About St. Stephen’s Green

St. Stephen’s Green was enclosed in 1664. The 9 hectare(22 acre) park was laid out in its present form in 1880. Landscaped with flowerbeds, trees, a fountain and a lake, the green is dotted with memorials to eminent Dubliners. The 1887 bandstand is still the focal point for free daytime concerts in summer.

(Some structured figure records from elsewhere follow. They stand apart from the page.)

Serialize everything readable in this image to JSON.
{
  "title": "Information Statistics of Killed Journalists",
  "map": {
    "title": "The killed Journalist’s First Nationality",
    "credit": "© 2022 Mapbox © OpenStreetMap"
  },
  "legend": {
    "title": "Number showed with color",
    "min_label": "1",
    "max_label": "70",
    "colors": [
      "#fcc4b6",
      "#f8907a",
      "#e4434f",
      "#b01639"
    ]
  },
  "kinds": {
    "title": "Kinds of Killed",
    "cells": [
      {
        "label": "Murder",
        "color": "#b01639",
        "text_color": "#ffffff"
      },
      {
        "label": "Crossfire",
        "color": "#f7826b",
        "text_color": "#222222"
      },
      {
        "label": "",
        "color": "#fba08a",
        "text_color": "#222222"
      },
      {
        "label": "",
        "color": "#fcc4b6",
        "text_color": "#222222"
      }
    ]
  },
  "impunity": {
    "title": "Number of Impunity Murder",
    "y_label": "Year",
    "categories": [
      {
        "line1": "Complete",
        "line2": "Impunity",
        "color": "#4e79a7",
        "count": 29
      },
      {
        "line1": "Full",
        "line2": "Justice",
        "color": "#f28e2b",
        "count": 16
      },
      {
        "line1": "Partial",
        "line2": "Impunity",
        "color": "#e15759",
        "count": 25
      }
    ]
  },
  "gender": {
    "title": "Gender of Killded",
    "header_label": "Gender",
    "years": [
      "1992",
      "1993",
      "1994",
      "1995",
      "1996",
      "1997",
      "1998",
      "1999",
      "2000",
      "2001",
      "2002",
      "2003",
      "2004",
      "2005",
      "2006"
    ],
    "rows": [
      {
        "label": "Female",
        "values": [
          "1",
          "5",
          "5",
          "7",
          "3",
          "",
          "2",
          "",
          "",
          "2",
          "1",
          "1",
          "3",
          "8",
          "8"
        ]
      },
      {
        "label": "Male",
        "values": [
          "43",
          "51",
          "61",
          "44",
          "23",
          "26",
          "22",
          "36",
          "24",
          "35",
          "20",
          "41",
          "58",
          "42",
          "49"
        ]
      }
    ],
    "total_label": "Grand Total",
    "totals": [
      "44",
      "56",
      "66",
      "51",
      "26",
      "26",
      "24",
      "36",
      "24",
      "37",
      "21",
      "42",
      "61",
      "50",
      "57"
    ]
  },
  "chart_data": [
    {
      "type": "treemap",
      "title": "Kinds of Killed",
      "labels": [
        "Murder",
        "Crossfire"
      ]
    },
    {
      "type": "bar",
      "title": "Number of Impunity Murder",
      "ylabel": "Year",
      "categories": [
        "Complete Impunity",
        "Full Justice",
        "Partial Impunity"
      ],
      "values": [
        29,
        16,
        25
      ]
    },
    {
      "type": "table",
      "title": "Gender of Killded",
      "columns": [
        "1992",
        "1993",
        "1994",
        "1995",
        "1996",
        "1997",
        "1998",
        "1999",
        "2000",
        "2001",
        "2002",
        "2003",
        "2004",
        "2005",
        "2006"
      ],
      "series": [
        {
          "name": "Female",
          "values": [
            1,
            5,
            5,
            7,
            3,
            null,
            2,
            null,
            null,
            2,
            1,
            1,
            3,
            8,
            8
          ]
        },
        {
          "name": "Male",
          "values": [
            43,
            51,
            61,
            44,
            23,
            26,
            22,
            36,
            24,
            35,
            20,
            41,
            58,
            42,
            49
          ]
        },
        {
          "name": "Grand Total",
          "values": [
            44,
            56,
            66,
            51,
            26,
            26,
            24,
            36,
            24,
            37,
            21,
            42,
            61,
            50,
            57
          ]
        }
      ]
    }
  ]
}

Enter the Georgian park at Fusillier’s Arch across from Grafton Street, the main street in Dublin’s most popular shopping district. A mix of high-end shops line Grafton Street and even on rainy days buskers (street performers) can be found. Grafton Street is remarkably decorated during the Christmas season.

Entrance_Gate_Dublin

Perhaps these words written by Dublin born poet Liam Mac Uistin will inspire Ireland once again. It was written in 1976 and won a contest to find a poem for the Garden of Remembrance that captures Ireland’s struggle for freedom and appreciation for the lives waged to make it happen.

“We Saw a Vision”

In the darkness of despair we saw a vision,
We lit the light of hope and it was not extinguished.
In the desert of discouragement we saw a vision.
We planted the tree of valour and it blossomed.
In the winter of bondage we saw a vision.
We melted the snow of lethargy and the river of resurrection flowed from it.
We sent our vision aswim like a swan on the river. The vision became a reality.
Winter became summer. Bondage became freedom and this we left to you as your inheritance.
O generations of freedom remember us, the generations of the vision.